Правда, «посторонние» для Эрика – понятие относительное. Шокировало, когда он вот так же поцеловал и приобнял землистую мымру, министерскую чиновницу небольшого ранга, которую как-то давно походя, без личного отношения припечатал: «Она как пустое ведро – чем заполнишь, то и гремит. Зато звучно, всем слышно». Обозвал так во время дружбы с Линой, а обнимался, когда она уже год как изучала – без успеха – науку расставания. И хоть эти двое обоюдно «тыкали» (Лина подслушала), интимность была явно делового свойства: Эрик реально предпочитал «плюфрешек» – тех, что посвежее. А тетка та что-то ему оформляла. И все равно Лину тогда укололо.
И сейчас приходится напрячься, чтобы не утонуть в «чуйствах»…
Лина осматривается. Кто сидит, потупив взгляд, кто разглядывает фрагмент стены, выложенный глазурованной разноцветной плиткой… Копия картины Матисса… Узнанная или нет – все равно притягивает взгляд.
– Кристина притча – это эпиграф к объявленной теме. Образцовый постмодернизм, – включается Ева. Знает, что пауза – как вино: передержишь – скиснет. – Маргинальная форма переселилась в центр. Будет видно впоследствии: одноразово или наподольше. Мы не станем рвать на части сочный кусок прозы, прочитанный нам. У меня внутри – звенит…

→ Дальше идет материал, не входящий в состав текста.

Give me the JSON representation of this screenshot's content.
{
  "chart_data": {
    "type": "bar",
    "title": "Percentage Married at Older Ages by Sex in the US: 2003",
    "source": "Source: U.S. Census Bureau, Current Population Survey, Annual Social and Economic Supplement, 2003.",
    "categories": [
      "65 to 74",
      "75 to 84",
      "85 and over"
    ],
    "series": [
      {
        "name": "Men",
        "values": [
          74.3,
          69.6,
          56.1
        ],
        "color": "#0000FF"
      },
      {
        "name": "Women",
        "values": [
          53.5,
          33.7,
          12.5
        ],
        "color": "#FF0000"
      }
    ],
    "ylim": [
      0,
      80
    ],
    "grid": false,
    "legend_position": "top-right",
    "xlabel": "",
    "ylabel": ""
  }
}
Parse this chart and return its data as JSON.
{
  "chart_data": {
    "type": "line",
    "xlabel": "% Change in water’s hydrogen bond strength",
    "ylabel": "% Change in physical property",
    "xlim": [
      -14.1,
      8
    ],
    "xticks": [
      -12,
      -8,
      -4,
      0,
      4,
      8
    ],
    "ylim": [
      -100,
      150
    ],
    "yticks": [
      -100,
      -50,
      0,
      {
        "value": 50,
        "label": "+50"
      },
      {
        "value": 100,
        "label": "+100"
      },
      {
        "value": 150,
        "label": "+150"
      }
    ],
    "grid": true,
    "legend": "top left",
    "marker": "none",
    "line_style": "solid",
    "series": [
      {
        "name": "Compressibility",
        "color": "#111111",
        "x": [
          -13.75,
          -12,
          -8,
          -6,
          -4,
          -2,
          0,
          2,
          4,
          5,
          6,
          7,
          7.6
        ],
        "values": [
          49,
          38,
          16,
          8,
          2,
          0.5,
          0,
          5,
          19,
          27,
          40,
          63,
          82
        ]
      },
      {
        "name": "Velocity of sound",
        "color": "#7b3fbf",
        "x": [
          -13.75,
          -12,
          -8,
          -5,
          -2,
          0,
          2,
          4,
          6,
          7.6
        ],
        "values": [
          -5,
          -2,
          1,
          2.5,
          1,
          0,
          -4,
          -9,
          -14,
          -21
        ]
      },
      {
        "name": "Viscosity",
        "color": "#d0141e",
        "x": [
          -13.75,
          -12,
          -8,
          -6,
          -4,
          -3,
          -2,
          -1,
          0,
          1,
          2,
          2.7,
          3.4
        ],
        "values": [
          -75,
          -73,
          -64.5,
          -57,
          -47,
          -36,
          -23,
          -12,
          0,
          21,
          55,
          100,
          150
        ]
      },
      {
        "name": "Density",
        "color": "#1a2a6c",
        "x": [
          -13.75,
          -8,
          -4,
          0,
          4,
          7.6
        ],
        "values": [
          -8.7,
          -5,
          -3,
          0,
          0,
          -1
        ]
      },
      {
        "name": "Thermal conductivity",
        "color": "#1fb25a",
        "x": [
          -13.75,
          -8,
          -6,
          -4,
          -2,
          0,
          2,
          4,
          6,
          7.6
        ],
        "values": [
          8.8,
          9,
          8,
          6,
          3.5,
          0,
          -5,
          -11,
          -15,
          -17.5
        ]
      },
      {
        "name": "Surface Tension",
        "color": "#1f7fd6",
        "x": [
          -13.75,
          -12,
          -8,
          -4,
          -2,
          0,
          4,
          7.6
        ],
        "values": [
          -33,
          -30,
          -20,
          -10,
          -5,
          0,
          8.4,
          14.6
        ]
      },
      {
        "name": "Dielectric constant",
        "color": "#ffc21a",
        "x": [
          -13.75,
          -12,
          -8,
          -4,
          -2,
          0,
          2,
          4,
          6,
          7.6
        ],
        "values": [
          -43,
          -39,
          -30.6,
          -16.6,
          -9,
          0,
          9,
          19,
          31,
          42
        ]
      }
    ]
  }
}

Ева бросилась на амбразуру.
Грамотно поступает.
Всякое новое нуждается в защите. Новичков бьют, новаторам ставят в пример их классические вещи… Инстинктивно, а не по злому умыслу часто затаптывает новизну тот, кто по жизни никак не связан с ее источником. Родственность, дружество – любая соотнесенность с производителем новизны помогает хотя бы задуматься над свежатинкой, а не отвергать ее с порога.